Insufficient resources
It sounds obvious, but do you have enough phone lines and enough people to answer calls? Is your technology fit for purpose? Do you have the capacity, now and for any future expansion?
There’s nowhere to hide if you are set on great customer experience, but don’t have the resources to match your ambitions. When staff are struggling to manage their current workload or slowed down by out-dated technology, it will impact directly on your customers.
Run an audit of your internal resources, assess your capacity and identify if you need more people, more sub-contracted services, or more technology.
Training issues
It’s vital that staff who have regular contact with clients receive training on customer care.
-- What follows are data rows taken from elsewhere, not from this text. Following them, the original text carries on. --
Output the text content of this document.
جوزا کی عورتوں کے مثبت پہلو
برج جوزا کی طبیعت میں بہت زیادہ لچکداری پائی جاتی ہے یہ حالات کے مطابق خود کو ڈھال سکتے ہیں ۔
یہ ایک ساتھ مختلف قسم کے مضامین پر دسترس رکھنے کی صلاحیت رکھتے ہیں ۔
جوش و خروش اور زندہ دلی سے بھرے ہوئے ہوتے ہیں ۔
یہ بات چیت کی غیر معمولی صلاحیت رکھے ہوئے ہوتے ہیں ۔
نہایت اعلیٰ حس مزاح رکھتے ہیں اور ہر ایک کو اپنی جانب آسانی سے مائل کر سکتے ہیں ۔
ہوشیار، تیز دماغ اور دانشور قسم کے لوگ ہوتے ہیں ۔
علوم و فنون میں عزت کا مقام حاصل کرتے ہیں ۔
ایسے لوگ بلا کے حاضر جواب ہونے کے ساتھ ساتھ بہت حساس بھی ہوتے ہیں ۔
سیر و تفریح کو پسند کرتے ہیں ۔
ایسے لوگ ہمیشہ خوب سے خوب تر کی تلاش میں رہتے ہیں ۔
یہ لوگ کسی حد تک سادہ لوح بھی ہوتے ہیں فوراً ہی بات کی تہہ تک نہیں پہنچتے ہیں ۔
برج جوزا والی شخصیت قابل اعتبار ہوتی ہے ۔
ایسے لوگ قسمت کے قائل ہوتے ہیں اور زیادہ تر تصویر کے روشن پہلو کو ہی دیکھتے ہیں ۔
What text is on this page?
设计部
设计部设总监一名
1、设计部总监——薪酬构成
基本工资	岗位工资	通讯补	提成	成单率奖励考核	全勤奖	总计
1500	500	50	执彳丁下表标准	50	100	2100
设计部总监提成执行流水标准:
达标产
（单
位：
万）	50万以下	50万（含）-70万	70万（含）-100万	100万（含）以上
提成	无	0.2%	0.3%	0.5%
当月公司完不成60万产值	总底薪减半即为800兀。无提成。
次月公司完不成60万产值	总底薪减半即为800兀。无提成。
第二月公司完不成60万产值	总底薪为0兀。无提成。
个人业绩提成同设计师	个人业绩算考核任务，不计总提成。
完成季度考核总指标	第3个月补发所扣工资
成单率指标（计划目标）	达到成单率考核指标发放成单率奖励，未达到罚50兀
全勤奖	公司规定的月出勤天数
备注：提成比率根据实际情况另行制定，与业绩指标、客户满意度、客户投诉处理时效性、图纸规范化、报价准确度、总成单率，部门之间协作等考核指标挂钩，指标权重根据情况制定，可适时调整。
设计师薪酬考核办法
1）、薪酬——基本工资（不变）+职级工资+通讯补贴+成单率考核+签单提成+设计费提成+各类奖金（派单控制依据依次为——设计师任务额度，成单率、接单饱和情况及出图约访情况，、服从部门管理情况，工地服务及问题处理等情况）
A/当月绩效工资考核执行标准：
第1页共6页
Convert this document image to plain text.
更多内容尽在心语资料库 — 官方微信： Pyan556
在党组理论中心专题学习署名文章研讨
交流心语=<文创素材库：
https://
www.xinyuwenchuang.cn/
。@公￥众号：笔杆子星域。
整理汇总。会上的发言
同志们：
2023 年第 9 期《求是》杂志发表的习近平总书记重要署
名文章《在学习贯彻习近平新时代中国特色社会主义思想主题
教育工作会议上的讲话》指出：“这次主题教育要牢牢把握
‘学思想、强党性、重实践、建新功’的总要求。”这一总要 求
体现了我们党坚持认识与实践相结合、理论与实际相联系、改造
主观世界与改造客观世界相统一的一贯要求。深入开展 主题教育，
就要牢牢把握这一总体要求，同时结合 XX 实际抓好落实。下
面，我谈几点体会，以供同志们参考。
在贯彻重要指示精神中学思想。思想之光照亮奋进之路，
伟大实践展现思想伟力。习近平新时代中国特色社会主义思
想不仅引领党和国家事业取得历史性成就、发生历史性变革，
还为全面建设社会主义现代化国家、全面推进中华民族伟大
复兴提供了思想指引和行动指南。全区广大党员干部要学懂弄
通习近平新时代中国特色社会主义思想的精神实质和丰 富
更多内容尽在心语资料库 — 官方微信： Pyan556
If the front-line staff are not a reflection of your brand values, then you’ve failed at the first. Technical delivery accounts for the bulk of your costs, but it’s the way in which that expertise is delivered that will make the difference. Many LawNet members have undertaken front-line skills development after a need was highlighted through our customer surveying and mystery shopping programmes, with great results.
Poor processes
The pursuit of great customer satisfaction means coming up with efficient and effective solutions that make things easy for your clients. For example, one of our LawNet members has created a dedicated compliance team which removes much of the burden from fee-earning staff and drives a better result for clients. Can you change the way clients interact with staff on a day-to-day basis, can tasks be better delivered in a different way? Analyse past problems and see if there’s a pattern that relates back to a process that needs overhauling.
We are in the age of the customer according to management experts Forrester, where traditional sources of differentiation no longer apply. Sector boundaries have disappeared and customers have more power than ever. In this environment, an effective customer experience programme has the power to differentiate your firm and set you apart. And if it isn’t working properly, there may be a high price to pay in terms of reputational damage and loss of business. So, stand back, take a look at your customer experience, look for any potential fault lines, and take steps to strengthen the foundations before they fail.